Using data tracking, Springfield police identify four city crime ‘hotspots’
Can big data promote public safety? Springfield Police Chief Paul Williams is betting that the answer is yes, as shown by his most recent monthly update to City Council. Here's more on how police are identifying crime hotspots around Springfield.
It’s called DDACTS, and it’s endorsed by the U.S. Department of Justice and the National Highway Traffic Safety Administration.
This operational model for policing was recently adopted in Springfield, though according to the National Law Enforcement Liaison Program, DDACTS pilot sites were launched in 2009.
“I mentioned back in June we had just launched the DDACTS program, that’s the Data-Driven Approaches to Crime and Traffic Safety,” Springfield Police Chief Paul Williams told City Council this week.
DDACTS uses geo-mapping data to pinpoint higher areas of crime and traffic crashes. Police then increase their presence in those areas. Williams said Springfield police are zeroing in on three types of data.
“We’re tracking the crimes reported, the crashes and the stops," he told Council. "So if you have more traffic stops, using the DDACTS philosophy, you should have less crashes and less crimes. If you have less stops, then you're probably going to see more crimes and more crashes.”
As they launched DDACTS, Springfield police decided to focus on patrolling four hotspots that were “identified for criminal activity.”

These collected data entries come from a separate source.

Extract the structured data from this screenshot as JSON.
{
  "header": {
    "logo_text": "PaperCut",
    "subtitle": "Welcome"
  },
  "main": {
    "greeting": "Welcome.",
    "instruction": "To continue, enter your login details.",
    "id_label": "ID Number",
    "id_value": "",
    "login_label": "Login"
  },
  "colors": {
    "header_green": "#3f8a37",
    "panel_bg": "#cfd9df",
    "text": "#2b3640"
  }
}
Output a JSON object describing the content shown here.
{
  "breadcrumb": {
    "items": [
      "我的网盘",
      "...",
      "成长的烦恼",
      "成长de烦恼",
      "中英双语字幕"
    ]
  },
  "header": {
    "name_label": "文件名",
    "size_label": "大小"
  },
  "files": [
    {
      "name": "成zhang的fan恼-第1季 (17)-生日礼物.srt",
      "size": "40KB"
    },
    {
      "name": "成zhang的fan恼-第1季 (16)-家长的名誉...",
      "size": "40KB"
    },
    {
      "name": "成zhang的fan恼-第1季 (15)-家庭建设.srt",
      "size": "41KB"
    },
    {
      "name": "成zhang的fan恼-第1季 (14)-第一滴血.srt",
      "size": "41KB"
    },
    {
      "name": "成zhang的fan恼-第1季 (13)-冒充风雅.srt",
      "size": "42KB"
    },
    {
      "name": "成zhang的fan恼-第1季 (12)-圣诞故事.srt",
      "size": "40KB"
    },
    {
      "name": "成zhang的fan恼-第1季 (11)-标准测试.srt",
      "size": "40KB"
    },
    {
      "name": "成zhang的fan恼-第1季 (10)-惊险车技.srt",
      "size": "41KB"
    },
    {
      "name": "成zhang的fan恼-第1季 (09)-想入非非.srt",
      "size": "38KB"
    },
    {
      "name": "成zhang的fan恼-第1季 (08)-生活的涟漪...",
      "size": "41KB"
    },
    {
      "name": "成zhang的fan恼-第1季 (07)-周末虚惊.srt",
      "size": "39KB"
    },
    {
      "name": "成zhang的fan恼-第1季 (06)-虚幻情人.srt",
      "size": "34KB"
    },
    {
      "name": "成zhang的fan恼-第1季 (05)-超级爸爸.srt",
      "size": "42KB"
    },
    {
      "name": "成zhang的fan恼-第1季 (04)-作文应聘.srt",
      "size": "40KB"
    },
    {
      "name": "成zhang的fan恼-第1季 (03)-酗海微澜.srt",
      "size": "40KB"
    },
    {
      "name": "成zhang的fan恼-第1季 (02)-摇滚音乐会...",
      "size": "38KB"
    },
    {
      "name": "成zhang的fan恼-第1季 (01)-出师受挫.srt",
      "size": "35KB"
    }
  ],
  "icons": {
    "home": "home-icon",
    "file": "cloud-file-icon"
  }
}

All four hotspots center on major city street intersections:
- Kearney Street and Kansas Expressway
- Kearney Street and Glenstone Avenue
- Sunshine Street and Kansas Expressway
- Sunshine Street and Glenstone Avenue
Springfield police have used DDACTS since early June, Williams said. The data he presented to Council on Monday night showed that at two of the four intersections, police stopped more cars and found fewer crimes in July than they did in June.

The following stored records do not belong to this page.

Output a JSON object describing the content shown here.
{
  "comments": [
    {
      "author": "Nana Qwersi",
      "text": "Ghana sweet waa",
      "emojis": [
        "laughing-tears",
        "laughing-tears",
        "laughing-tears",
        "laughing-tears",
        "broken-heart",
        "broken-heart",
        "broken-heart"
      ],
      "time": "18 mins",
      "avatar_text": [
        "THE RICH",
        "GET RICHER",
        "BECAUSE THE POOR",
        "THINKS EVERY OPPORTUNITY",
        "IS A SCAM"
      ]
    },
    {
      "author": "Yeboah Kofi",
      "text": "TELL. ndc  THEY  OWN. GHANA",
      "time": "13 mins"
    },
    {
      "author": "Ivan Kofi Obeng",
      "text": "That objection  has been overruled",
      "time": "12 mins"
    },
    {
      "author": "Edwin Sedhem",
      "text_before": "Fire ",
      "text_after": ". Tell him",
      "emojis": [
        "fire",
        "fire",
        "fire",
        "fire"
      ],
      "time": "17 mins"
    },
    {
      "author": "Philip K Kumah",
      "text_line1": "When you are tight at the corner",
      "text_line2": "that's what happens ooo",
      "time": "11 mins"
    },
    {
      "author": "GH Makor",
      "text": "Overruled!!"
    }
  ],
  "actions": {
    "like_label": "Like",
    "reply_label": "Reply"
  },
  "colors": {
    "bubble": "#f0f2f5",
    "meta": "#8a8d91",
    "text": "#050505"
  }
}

Councilman Abe McGull told the police chief he appreciated stepped-up traffic enforcement. He also asked about how often traffic stops are linked to criminal actions.
“I’d like to know the numbers that would lead to I guess other criminal activity," McGull said. "I know you don’t have that data yet, but say you stop someone for a tag and then all of a sudden it develops into another criminal activity.”

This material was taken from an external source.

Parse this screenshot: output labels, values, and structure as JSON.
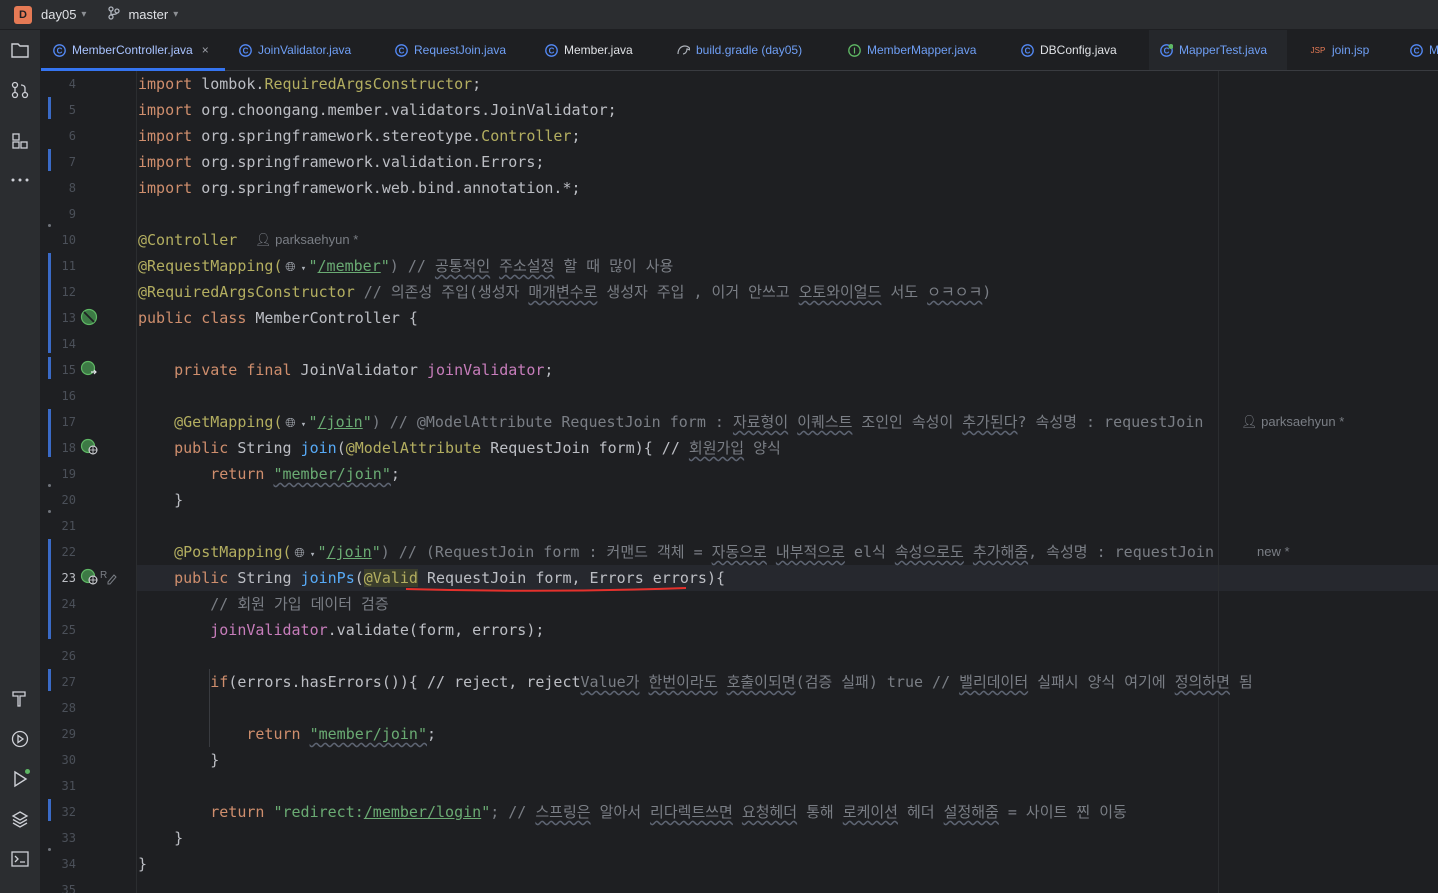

Williams replied by saying Springfield police will track every traffic stop.
“We’ll be able to pull that out at some point. You know, we track every traffic stop to comply with the state law on racial profiling, traffic stop data collection. So, and the results of those stops are tracked, if there’s a ticket, if there’s an arrest.”
Following the Council meeting, a police spokesperson told KSMU there’s no extra dollar cost associated with implementing DDACTS.